Como reforço à proposta, Janis levou duas amigas e prometeu a Crumb que elas fariam qualquer coisa que ele desejasse… O desenhista topou imediatamente fazer capa e contracapa do futuro LP.
O prazo era apertadíssimo, por isso Crumb passou uma noite inteira acordado à base de anfetaminas para fazer as duas artes.
Segundo o autor da biografia, a proposta de capa de Crumb – com fotos dos rostos dos integrantes do Big Brother and the Holding Company colados sobre corpos e cenário desenhados – foi recusada pela gravadora Columbia. Que também censurou o nome sugerido pela banda, encurtando para o mais inofensivo Cheap Thrills.
(Cinicamente, em 2018 a Columbia relançou o álbum com o título que foi censurado em 1968 e com uma capa diferente, trazendo uma foto da banda em vez dos quadrinhos de Robert Crumb.)
Já a suposta contracapa, com 16 quadrinhos que, nos balões, listam as músicas e os músicos do disco, foi promovida pela Columbia a capa do disco.

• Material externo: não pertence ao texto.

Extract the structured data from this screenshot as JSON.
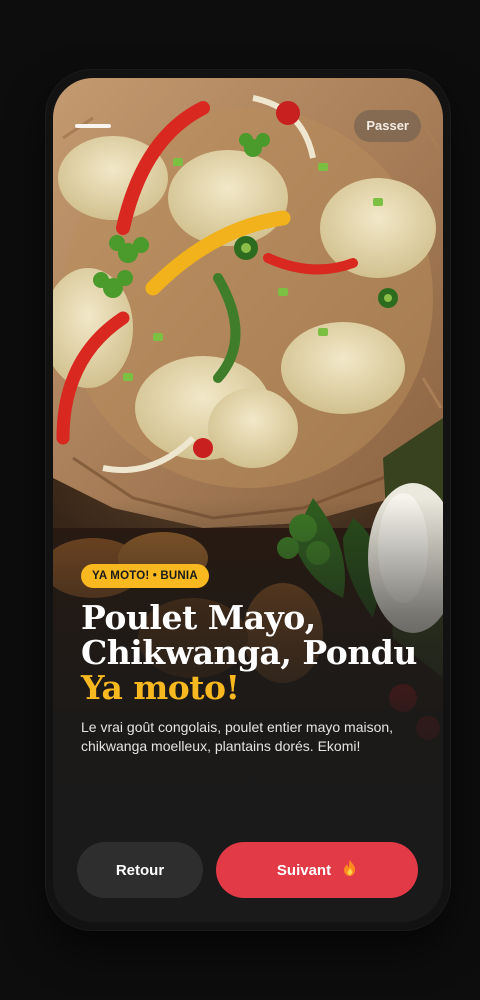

Quando uma música foi retirada do álbum em cima da hora da prensagem, a solução do departamento de arte da Columbia foi apagar o nome dela da capa e escrever no lugar “Art: R. Crumb”. A contracapa foi resolvida meramente com uma fotografia da banda.
De acordo com o livro, Crumb recebeu 600 dólares (cerca de 5.500 dólares em valores de hoje) pelo trabalho e nunca teve os desenhos originais devolvidos.
Há fontes que juram que Crumb recusou o dinheiro “sujo” da Columbia capitalista. Não é o que diz a consistente biografia de 480 páginas escritas por Dan Nadel.
P.S.: Em 2011, foi lançado o livro R. Crumb: The Complete Record Cover Collection, com todas as capas de álbuns criadas pelo quadrinista.